• AIPressRoom
  • Posts
  • WavJourney: A Journey into the World of Audio Storyline Era

WavJourney: A Journey into the World of Audio Storyline Era

The latest introduction of Massive Language Fashions has taken the world by storm. Now, creativeness is the restrict. At this time, WavJourney can automate the artwork of storytelling. Given a single immediate, WavJourney leverages the facility of LLMs to generate greedy audio scripts, full with an correct storyline, lifelike human voices, and fascinating background music. 

To correctly view the powers of audio era, contemplate the next situation. We solely want to supply a easy instruction, describing a situation and scene setting, and the mannequin generates a gripping audio script highlighting the supreme context relevance to the unique instruction.

INSTRUCTION: Generate audio in Science Fiction theme: Mars Information reporting that People ship a light-speed probe to Alpha Centauri. Begin with a information anchor, adopted by a reporter interviewing a chief engineer from a company that constructed this probe, based by United Earth and Mars Authorities, and finish with the information anchor once more. 

To actually perceive the interior workings of this marvel, allow us to dive deep into the methodology and implementation particulars of the era course of.

The picture beneath summarizes the whole course of in a easy flowchart.

The top-to-end audio era course of consists of a number of submodules, which might be executed sequentially for an entire Textual content-to-Audio mannequin.

Audio Script Era

WavJourney makes use of GPT-4 mannequin with a predefined immediate template to generate the script. The immediate templates prohibit the output to be in a easy JSON format, that may simply be parsed later by a pc program. Every script has 3 totally different audio sorts as proven within the picture above: Speech, sound results, and music. Every audio kind can then be run as foreground audio, or overlaid as a background sound impact over different audio. Different attributes equivalent to content material description, size, and character are adequate attributes to formally outline an audio setting for script era.

Script Parsing

The output script is then handed by a pc program, that parses the related data from the predefined JSON script format. It associates every description and character to a preset speech audio. This course of helps in breaking down the audio era course of into separate steps, that embody text-to-speech, music, and sound addition.

Audio Era

The parsed script is executed as a Python program. Foreground speech is first generated that’s overlaid by background music and sound results. For speech era, the mannequin makes use of the pre-trained Bark mannequin and a VoiceFixer restoration mannequin to enhance audio high quality. AudioLDM and MusicGen fashions are utilized for sound results and music overlays. The outputs of all three fashions are mixed for the ultimate audio output.

The method maintains context of the generated scripts, and will be prompted just like GPT fashions. You may simply modify the generated script utilizing human suggestions and chat capabilities of GPT fashions. 
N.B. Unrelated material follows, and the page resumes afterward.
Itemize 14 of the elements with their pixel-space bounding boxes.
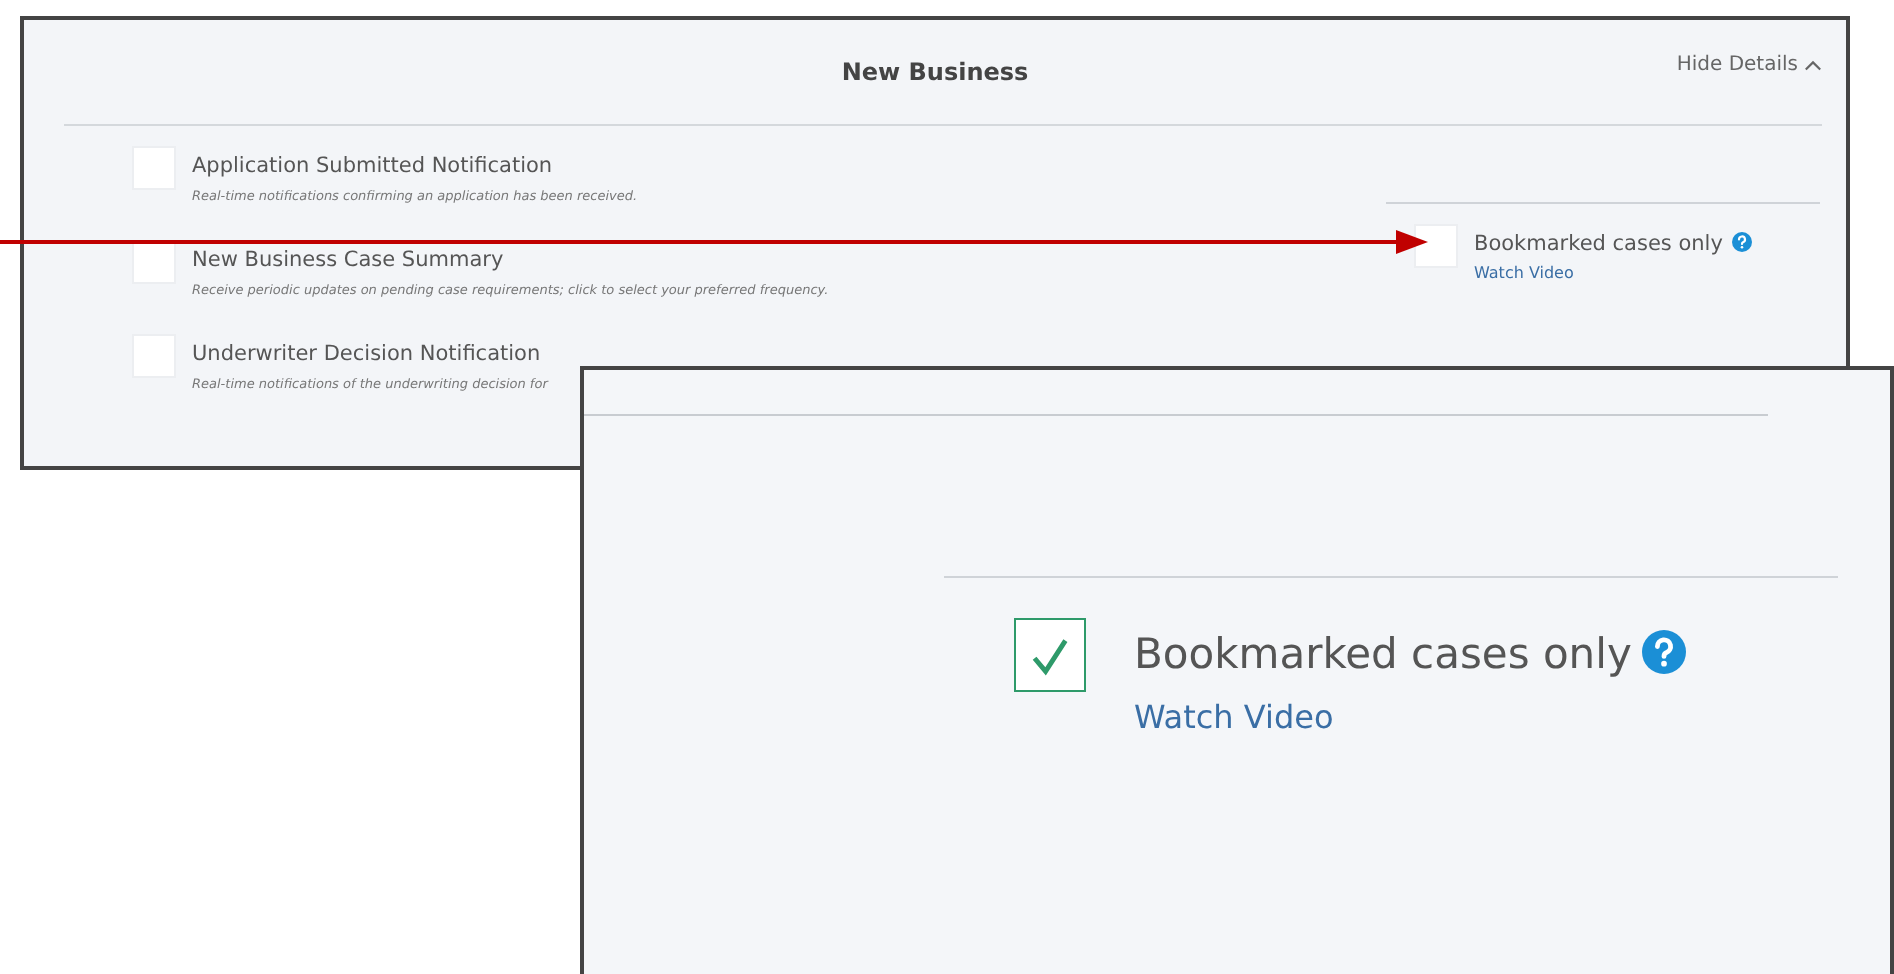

Including particular particulars and sound results couldn’t have been simpler than this.The flowchart beneath reveals how easy it’s so as to add or modify particular particulars of the generated script.

The audio era mannequin generally is a game-changer for the leisure business. The method has the flexibility to generate partaking narratives and tales, that may be utilized for academic and leisure functions, automating tedious voice-over and video era processes.
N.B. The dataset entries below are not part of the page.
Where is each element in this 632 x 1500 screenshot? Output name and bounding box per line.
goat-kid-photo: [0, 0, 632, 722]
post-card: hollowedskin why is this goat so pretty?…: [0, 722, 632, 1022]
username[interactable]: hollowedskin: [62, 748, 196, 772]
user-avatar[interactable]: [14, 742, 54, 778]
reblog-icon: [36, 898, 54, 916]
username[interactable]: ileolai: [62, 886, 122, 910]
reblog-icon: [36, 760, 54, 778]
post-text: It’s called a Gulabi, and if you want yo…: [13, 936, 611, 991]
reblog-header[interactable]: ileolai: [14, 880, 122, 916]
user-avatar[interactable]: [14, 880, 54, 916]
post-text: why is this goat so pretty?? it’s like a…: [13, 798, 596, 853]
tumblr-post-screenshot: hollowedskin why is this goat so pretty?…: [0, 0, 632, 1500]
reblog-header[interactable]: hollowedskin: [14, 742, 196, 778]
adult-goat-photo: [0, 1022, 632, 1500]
For an in depth understanding, overview the paper right here. The code will quickly be obtainable on GitHub.  Muhammad Arham is a Deep Studying Engineer working in Pc Imaginative and prescient and Pure Language Processing. He has labored on the deployment and optimizations of a number of generative AI purposes that reached the worldwide prime charts at Vyro.AI. He’s interested by constructing and optimizing machine studying fashions for clever techniques and believes in continuous enchancment.